To make up for the space taken by the college header, I’ve tried to keep the library header small, although I’m planning to revise it to take advantage of some of the wasted space in the middle and make the header menu more visible. I’ve also tried to make the search area and announcement slider the main focus of the page. I’m not sure how successful I’ve been, but it’s a start.
How do you work within web template constraints?
April
I work at a large university hospital with a specific department that concentrates on maintaining our brand so that it is not diluted or misconstrued among our thousands of employees and our international audience. Our brand standards call for a certain set of colors and fonts that should be adhered to when creating designs, even those that are used in-house. Complying with these standards (see below) has been my biggest challenge when designing publications.

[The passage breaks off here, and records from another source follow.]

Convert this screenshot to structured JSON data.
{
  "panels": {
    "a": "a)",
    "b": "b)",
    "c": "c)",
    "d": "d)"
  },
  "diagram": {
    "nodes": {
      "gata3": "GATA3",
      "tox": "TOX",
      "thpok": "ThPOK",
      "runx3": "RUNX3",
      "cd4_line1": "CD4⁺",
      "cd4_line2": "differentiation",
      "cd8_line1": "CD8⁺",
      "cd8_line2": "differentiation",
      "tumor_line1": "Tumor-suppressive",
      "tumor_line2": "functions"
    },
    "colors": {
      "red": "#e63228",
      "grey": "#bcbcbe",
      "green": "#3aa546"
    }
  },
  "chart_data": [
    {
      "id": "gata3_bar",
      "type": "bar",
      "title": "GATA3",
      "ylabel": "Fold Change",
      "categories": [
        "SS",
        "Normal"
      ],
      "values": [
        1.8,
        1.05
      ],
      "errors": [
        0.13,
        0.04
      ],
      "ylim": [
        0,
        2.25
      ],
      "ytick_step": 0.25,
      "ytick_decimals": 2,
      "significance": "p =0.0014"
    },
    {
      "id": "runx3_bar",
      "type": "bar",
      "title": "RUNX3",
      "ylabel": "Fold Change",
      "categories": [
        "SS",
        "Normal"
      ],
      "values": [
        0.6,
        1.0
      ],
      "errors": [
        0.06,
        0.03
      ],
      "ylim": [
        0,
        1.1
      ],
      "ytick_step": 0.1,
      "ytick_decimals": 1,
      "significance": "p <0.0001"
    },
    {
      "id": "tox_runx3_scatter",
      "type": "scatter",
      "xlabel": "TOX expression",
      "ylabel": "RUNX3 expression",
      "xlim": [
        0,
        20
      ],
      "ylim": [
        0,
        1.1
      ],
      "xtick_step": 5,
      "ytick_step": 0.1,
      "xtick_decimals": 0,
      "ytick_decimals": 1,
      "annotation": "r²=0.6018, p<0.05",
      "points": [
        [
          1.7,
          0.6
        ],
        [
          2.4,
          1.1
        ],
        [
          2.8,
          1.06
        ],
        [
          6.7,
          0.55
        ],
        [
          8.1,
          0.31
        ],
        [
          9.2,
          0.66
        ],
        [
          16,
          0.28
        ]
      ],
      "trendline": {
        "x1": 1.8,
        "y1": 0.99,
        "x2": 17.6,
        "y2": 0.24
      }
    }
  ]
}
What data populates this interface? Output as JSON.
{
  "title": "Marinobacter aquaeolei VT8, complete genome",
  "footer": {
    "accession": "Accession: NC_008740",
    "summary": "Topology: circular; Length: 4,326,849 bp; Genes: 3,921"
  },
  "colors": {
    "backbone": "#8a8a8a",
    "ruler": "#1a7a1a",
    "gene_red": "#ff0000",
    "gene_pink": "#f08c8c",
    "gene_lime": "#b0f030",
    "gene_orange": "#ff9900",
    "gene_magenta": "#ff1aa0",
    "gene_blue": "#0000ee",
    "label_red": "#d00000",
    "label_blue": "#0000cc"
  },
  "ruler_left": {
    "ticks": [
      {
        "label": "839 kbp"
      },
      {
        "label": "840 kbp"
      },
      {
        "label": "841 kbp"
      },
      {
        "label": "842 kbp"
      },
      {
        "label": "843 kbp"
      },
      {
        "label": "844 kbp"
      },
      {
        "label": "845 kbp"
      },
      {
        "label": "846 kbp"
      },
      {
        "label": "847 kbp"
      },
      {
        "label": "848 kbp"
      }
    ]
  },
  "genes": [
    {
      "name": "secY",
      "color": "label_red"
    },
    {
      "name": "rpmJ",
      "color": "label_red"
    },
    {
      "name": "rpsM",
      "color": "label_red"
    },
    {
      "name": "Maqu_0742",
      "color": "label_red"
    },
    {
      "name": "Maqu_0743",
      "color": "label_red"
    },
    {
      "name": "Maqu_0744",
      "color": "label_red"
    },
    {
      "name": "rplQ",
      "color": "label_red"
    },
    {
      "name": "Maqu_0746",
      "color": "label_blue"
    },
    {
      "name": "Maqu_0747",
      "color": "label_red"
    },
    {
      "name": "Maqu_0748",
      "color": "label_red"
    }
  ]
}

One of my first charges as a new hire was to redesign our General Info page (that you’ve seen here). My first draft looked pretty similar in design to what you’ve seen, but the colors were my favorite lime green, grey, and orange, the fonts didn’t conform, and I neglected to add the institutional logo. My supervisor quickly showed me the brand standards on our intranet, and I modified my design to incorporate theirs by carefully replicating the CMYK numbers and adding in other elements.
It’s not always easy, as I find the standards limit my creativity at times, but because I now understand and respect the reasoning behind the standards, I’m trying to follow them more closely in everything that I create.